Setting kubelet to use cgroupfs
spec:
kubelet:
cgroupDriver: cgroupfs
Setting Docker to use cgroupfs
spec:
docker:
execOpt:
- native.cgroupdriver=cgroupfs
In the case of containerd, the cgroup-driver is dependent on the cgroup driver of kubelet. To use cgroupfs, just update the cgroupDriver of kubelet to use cgroupfs.
NTP
The installation and the configuration of NTP can be skipped by setting managed
to false
.
spec:
ntp:
managed: false
Service Account Issuer Discovery and AWS IAM Roles for Service Accounts (IRSA)
Introduced |
---|
kOps 1.21 |
kOps can publish the Kubernetes service account token issuer and configure AWS to trust it to authenticate Kubernetes service accounts:
spec:
serviceAccountIssuerDiscovery:
discoveryStore: s3://publicly-readable-store
enableAWSOIDCProvider: true
The discoveryStore
option causes kOps to publish an OIDC-compatible discovery document to a path in an S3 bucket. This would ordinarily be a different bucket than the state store. kOps will automatically configure spec.kubeAPIServer.serviceAccountIssuer
and default spec.kubeAPIServer.serviceAccountJWKSURI
to the corresponding HTTPS URL.
The enableAWSOIDCProvider
configures AWS to trust the service account issuer to authenticate service accounts for IAM Roles for Service Accounts (IRSA). In order for this to work, the service account issuer discovery URL must be publicly readable.

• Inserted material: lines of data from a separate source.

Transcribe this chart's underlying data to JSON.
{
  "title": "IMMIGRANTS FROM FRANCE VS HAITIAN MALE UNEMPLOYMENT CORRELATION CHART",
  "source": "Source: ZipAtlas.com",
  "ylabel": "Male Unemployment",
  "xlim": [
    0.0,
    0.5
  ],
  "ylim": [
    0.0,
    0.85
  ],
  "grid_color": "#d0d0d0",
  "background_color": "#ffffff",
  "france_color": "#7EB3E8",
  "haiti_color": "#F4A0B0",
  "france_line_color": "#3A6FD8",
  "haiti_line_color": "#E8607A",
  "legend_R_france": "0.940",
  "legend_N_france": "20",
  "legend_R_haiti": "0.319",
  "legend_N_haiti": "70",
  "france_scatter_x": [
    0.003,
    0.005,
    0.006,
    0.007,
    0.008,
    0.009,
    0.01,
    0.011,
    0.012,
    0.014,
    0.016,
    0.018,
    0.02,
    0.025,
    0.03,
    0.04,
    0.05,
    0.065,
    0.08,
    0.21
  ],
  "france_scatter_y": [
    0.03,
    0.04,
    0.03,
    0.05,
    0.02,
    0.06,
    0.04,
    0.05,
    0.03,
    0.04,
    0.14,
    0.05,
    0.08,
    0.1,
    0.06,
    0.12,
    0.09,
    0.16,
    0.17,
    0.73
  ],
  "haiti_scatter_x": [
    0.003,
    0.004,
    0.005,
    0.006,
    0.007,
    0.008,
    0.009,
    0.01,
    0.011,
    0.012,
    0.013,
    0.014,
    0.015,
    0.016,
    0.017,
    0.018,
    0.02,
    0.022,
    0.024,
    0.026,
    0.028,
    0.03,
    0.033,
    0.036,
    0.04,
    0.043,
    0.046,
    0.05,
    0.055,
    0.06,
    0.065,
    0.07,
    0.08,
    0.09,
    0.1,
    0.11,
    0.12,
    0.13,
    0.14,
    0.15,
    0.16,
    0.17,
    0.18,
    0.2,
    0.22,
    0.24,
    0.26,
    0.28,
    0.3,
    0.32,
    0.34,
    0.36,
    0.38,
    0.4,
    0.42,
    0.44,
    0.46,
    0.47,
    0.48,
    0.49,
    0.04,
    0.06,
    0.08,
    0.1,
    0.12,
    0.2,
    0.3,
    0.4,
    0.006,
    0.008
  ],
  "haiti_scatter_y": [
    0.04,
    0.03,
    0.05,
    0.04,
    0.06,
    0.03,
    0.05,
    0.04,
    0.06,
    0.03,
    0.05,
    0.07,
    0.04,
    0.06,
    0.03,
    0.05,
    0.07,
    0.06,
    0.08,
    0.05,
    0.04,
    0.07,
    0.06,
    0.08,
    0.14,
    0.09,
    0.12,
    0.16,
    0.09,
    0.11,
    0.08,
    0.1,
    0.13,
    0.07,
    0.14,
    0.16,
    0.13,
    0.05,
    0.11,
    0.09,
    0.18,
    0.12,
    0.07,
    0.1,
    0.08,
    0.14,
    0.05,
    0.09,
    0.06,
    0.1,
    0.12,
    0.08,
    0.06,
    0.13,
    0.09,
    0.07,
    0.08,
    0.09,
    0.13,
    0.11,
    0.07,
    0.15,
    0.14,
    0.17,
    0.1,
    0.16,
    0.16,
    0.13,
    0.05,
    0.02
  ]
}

kOps can provision AWS permissions for use by service accounts:
spec:
iam:
serviceAccountExternalPermissions:
- name: someServiceAccount
namespace: someNamespace
aws:
policyARNs:
- arn:aws:iam::000000000000:policy/somePolicy
- name: anotherServiceAccount
namespace: anotherNamespace
aws:
inlinePolicy: |-
[
{
"Effect": "Allow",
"Action": "s3:ListAllMyBuckets",
"Resource": "*"
}
]
To configure Pods to assume the given IAM roles, enable the Pod Identity Webhook. Without this webhook, you need to modify your Pod specs yourself for your Pod to assume the defined roles.